Für den Tatbestand des § 30 Z. 1 der Marktordnung der Stadt Villach ist damit allein wesentlich, daß ein Marktplatz oder eine Markteinrichtung OHNE ZUWEISUNG BEZOGEN ODER BENÜTZT WIRD.

Die Bestimmung des § 18 Abs. 1 verbietet hingegen ausdrücklich das VERSTELLEN VON NICHT ZUGEWIESENEN MARKTFLÄCHEN; insbesondere der Zu- und Durchgänge, mit Gegenständen jeder Art. Für den Ausdruck "Verstellen" ist im gegebenen Zusammenhang die Bedeutung wesentlich, daß durch Aufstellen von Gegenständen bzw. durch Im-Wege-Stehen etwas unpassierbar gemacht oder versperrt wird (vgl. hiezu die Ausführungen zum Ausdruck "das Verstellen" in: Duden, das große Wörterbuch der deutschen Sprache, 6. Band, Mannheim/Wien/Zürich 1981, Seite 2.780).

Die Bestimmung des § 18 Abs. 1 der Marktordnung der Stadt Villach weist somit im Vergleich zur Bestimmung des § 30 Z. 1 dieser Verordnung ein anderes Tatbestandsmerkmal auf (VERSTELLEN von nicht zugewiesenen Marktflächen).

Aus der Gegenüberstellung dieser beiden Bestimmungen ergibt sich, daß es sich bei den beiden zitierten Bestimmungen um zwei verschiedene Tatbestände handelt.

Dies bedeutet in Ansehung der zitierten Bestimmungen der §§ 31 Abs. 1 und 32 Abs. 2 VStG 1950 sowie im Lichte der oben zitierten Judikatur des Verwaltungsgerichtshofes, daß jeder dieser Tatbestände von der Verwaltungsstrafbehörde gesondert zu prüfen ist bzw. daß die Verfolgungshandlung klar zum Ausdruck bringen muß, welcher der beiden Tatbestände zur Last gelegt wird.

Dem Beschwerdeführer wurde mit Strafverfügung des Bürgermeisters der Stadt Villach vom 8. November 1988 zur Last gelegt, mit einem näher bezeichneten Pkw "im Marktgebiet von Villach, X-Platz, ohne Zuweisung einen Marktplatz BELEGT ZU HABEN". Erstmals im Straferkenntnis des Bürgermeisters der Stadt Villach vom 22. Mai 1989 wurde dem Beschwerdeführer zur Last gelegt, das näher bezeichnete KFZ ohne Zuweisung auf einem Marktplatz abgestellt zu haben, "obwohl jedes Verstellen von nicht zugewiesenen Marktflächen verboten ist".

Dieses Straferkenntnis wurde dem Beschwerdeführer laut vorliegendem Rückschein am 24. Mai 1989 zugestellt.
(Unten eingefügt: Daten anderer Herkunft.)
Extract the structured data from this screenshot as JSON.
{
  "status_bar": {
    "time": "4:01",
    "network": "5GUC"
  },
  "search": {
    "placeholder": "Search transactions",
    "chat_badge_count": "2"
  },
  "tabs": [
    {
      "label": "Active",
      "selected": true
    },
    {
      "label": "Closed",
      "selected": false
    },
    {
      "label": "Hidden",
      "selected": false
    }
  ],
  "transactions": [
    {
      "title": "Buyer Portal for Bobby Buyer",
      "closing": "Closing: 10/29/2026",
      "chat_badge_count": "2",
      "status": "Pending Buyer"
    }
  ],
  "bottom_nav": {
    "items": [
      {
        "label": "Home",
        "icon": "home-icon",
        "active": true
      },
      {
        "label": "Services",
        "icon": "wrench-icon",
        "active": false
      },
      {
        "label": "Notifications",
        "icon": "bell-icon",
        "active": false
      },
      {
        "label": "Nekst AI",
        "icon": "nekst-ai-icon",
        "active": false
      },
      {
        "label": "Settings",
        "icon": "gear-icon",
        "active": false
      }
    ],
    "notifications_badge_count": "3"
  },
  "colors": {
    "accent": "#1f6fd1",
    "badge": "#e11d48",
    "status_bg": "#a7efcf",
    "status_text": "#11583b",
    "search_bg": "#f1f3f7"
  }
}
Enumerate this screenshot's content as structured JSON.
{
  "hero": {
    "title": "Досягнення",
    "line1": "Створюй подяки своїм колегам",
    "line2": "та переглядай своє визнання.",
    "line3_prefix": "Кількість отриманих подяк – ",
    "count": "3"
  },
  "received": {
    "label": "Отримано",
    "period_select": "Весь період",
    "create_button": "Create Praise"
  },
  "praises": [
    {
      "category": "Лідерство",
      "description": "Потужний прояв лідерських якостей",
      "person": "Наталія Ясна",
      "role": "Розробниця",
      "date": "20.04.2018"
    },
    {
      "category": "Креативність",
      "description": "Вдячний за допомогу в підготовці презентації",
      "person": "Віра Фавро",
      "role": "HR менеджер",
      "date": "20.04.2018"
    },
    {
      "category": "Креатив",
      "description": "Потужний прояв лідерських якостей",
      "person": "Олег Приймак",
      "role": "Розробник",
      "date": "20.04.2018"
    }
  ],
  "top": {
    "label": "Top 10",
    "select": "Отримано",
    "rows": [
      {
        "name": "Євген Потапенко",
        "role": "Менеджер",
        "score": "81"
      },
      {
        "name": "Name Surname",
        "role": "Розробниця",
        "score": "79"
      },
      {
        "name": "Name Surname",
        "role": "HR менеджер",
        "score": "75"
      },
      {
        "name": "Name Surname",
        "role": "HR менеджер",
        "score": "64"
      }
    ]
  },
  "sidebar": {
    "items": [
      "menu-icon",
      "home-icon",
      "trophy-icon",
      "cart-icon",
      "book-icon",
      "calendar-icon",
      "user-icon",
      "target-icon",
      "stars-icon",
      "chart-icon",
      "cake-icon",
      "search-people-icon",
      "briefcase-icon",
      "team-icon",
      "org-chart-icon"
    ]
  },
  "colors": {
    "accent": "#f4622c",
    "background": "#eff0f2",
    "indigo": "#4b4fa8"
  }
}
Da sich die ursprüngliche Verfolgungshandlung (Strafverfügung vom 8. November 1988) nicht auf das Sachverhaltselement des "Verstellens" von nicht zugewiesenen Marktflächen bezog und nach der Aktenlage auch keine Verfolgungshandlung im Sinne des § 32 Abs. 2 VStG 1950 gesetzt wurde, die (auch) das Sachverhaltselement des Verstellens von nicht zugewiesenen Marktflächen umfaßte, ist davon auszugehen, daß die sechsmonatige Verfolgungsverjährungsfrist des § 31 Abs. 2 VStG 1950 in Ansehung des hier in Rede stehenden Deliktes (laut Straferkenntnis vom 22. Mai 1989) bereits vor Erlassung des Straferkenntnisses - nämlich mit Ablauf des 5. April 1989 - geendet hat, weshalb in Ansehung des hier in Rede stehenden Strafvorwurfes Verfolgungsverjährung im Sinne des § 31 Abs. 1 VStG 1950 eingetreten ist.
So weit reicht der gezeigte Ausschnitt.